Paris Sirakis, 31, of Sandy Springs, Ga., was first laid off from his job as an industrial engineer in 2007. He worked on and off as a consultant before landing another engineering job.

Then last summer, the company outsourced his group's work.

He went home to Michigan, working in his family's jewelry business for a few months before he landed a job back in Atlanta through Kelly Services. He's using his engineering skills as a project manager for a company "in the food and beverage industry."

Survival is about flexibility and versatility, he said.

"Companies are looking for the best they can get for their dollar. Whatever project they throw at you, you've got to be able to handle it."

Angela Carr, 33, of Atlanta had been a supervisor in a call center, a job that called for both management as well as technical skills. She lost the job when the center closed.

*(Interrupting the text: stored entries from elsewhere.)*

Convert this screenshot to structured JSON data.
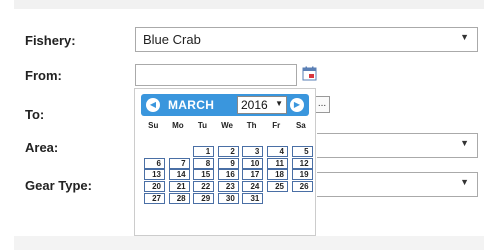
{
  "form": {
    "fishery_label": "Fishery:",
    "fishery_value": "Blue Crab",
    "from_label": "From:",
    "to_label": "To:",
    "area_label": "Area:",
    "gear_label": "Gear Type:"
  },
  "datepicker": {
    "month": "MARCH",
    "year": "2016",
    "more_label": "...",
    "dow": [
      "Su",
      "Mo",
      "Tu",
      "We",
      "Th",
      "Fr",
      "Sa"
    ],
    "weeks": [
      [
        "",
        "",
        "1",
        "2",
        "3",
        "4",
        "5"
      ],
      [
        "6",
        "7",
        "8",
        "9",
        "10",
        "11",
        "12"
      ],
      [
        "13",
        "14",
        "15",
        "16",
        "17",
        "18",
        "19"
      ],
      [
        "20",
        "21",
        "22",
        "23",
        "24",
        "25",
        "26"
      ],
      [
        "27",
        "28",
        "29",
        "30",
        "31",
        "",
        ""
      ]
    ]
  },
  "icons": {
    "caret": "▼",
    "prev": "◀",
    "next": "▶"
  },
  "colors": {
    "header_blue": "#3a96dd",
    "day_border": "#4a6fa5"
  }
}
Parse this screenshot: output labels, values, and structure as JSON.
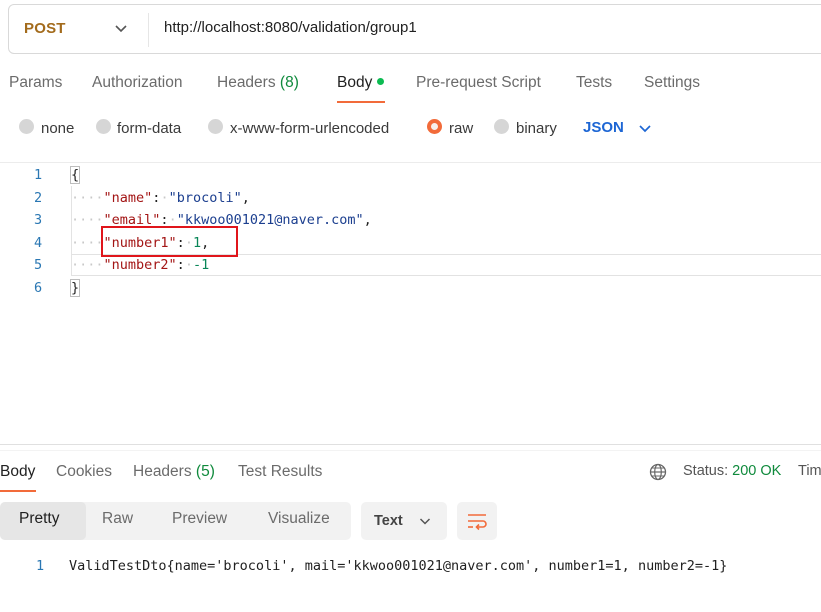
{
  "request": {
    "method": "POST",
    "url": "http://localhost:8080/validation/group1"
  },
  "request_tabs": {
    "params": "Params",
    "authorization": "Authorization",
    "headers_label": "Headers",
    "headers_count": "(8)",
    "body": "Body",
    "prerequest": "Pre-request Script",
    "tests": "Tests",
    "settings": "Settings"
  },
  "body_types": {
    "none": "none",
    "form_data": "form-data",
    "urlencoded": "x-www-form-urlencoded",
    "raw": "raw",
    "binary": "binary",
    "selected": "raw",
    "format": "JSON"
  },
  "editor": {
    "line_numbers": [
      "1",
      "2",
      "3",
      "4",
      "5",
      "6"
    ],
    "open_brace": "{",
    "close_brace": "}",
    "indent_dots": "····",
    "fields": [
      {
        "key": "\"name\"",
        "value": "\"brocoli\"",
        "comma": ","
      },
      {
        "key": "\"email\"",
        "value": "\"kkwoo001021@naver.com\"",
        "comma": ","
      },
      {
        "key": "\"number1\"",
        "value": "1",
        "comma": ","
      },
      {
        "key": "\"number2\"",
        "value": "-1",
        "comma": ""
      }
    ],
    "colon": ":",
    "space_dot": "·"
  },
  "response_tabs": {
    "body": "Body",
    "cookies": "Cookies",
    "headers_label": "Headers",
    "headers_count": "(5)",
    "test_results": "Test Results"
  },
  "response_status": {
    "status_label": "Status:",
    "status_value": "200 OK",
    "time_label": "Tim"
  },
  "view_modes": {
    "pretty": "Pretty",
    "raw": "Raw",
    "preview": "Preview",
    "visualize": "Visualize",
    "format": "Text"
  },
  "response_body": {
    "line_number": "1",
    "text": "ValidTestDto{name='brocoli', mail='kkwoo001021@naver.com', number1=1, number2=-1}"
  },
  "colors": {
    "accent": "#f26b3a",
    "method": "#a36b1c",
    "json_blue": "#1d66d4",
    "success_green": "#0f8a3c",
    "highlight_red": "#e0151b"
  },
  "icons": {
    "method_dropdown": "chevron-down-icon",
    "format_dropdown": "chevron-down-icon",
    "globe": "globe-icon",
    "wrap": "wrap-lines-icon"
  }
}
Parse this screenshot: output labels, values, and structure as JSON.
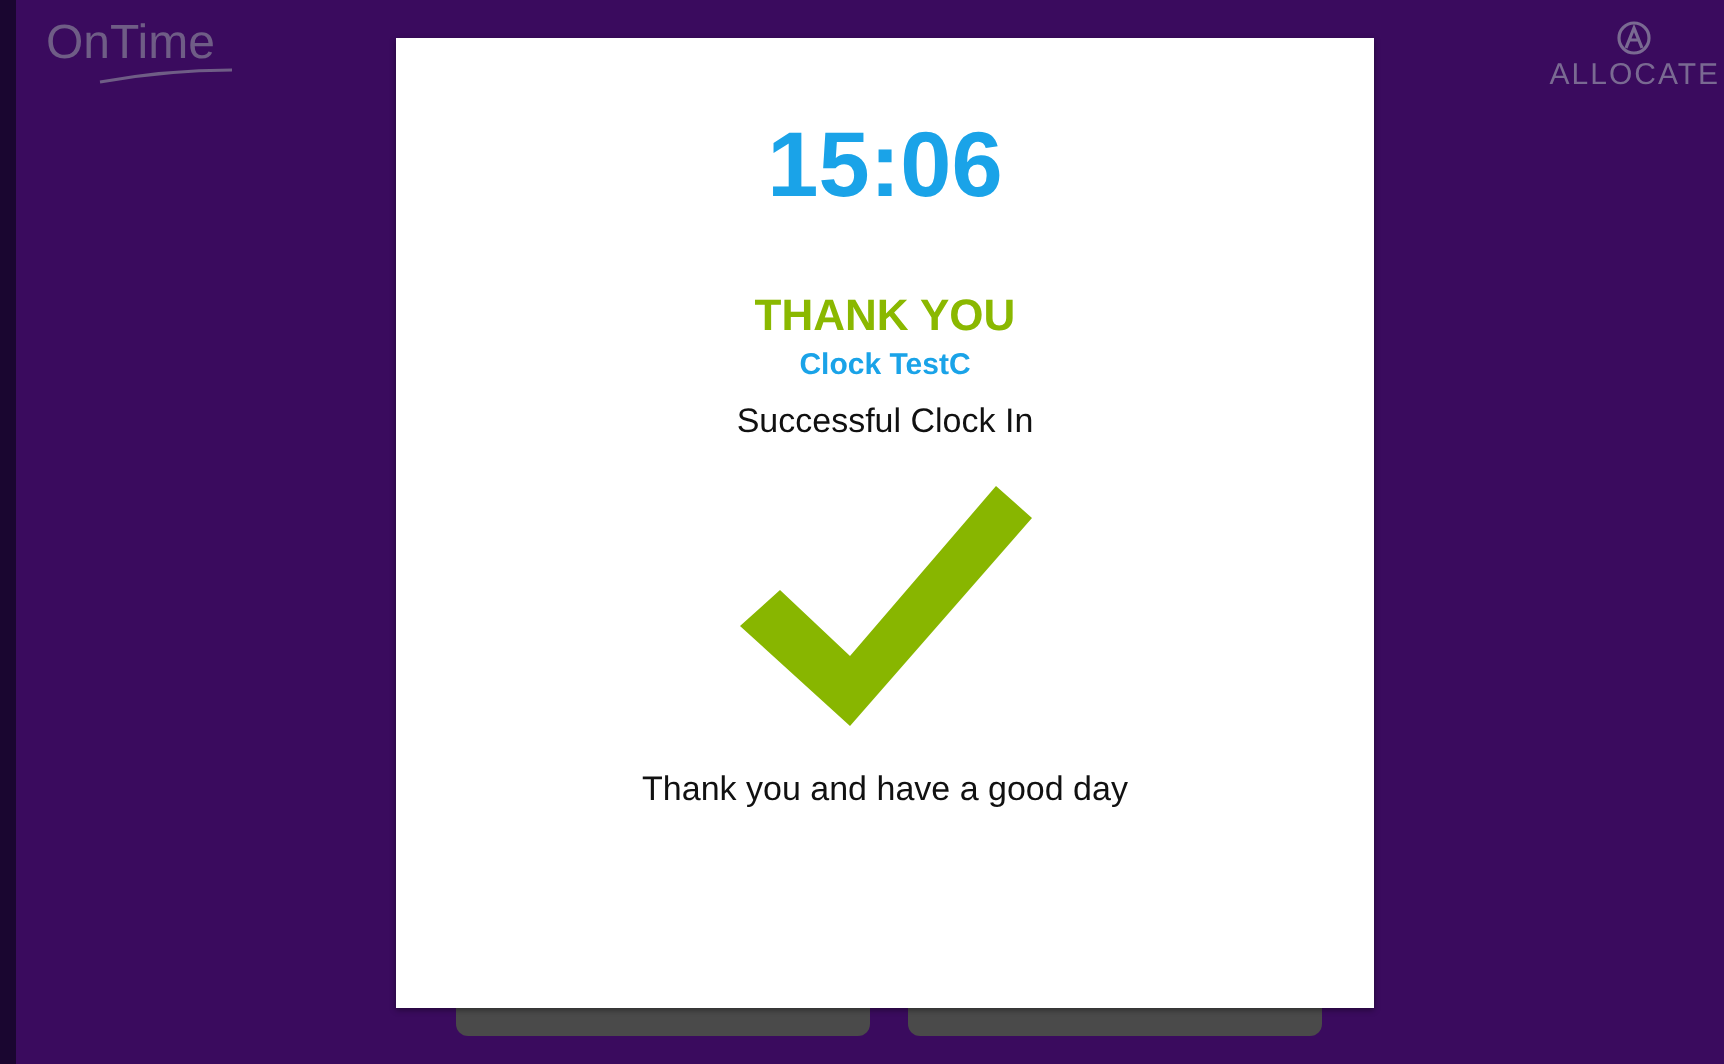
{
  "header": {
    "left_logo": "OnTime",
    "right_logo": "ALLOCATE"
  },
  "dialog": {
    "time": "15:06",
    "heading": "THANK YOU",
    "name": "Clock TestC",
    "status": "Successful Clock In",
    "message": "Thank you and have a good day"
  },
  "background_buttons": [
    {
      "kind": "button"
    },
    {
      "kind": "button"
    }
  ]
}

She found a job in the office of First Step Staffing, an organization that helps the homeless find work. She's thinking about training for the health care field, she said. "I'm starting to think that maybe I need to make changes to change with the economy."

Moving with the market can be the way to success, said Peter Bourke, author and founder of a Christian career ministry.

But when possible, a job-seeker should look at "ancillary careers where his or her skill set is easily transferable without major re-training," said Bourke, a principal in Alpharetta-based Complex Sale, a training and consulting company.

If job-seekers have the "wrong" skills right now, it may not be that companies need anything different than they did before. But there are so many unemployed, companies can demand exactly what they want.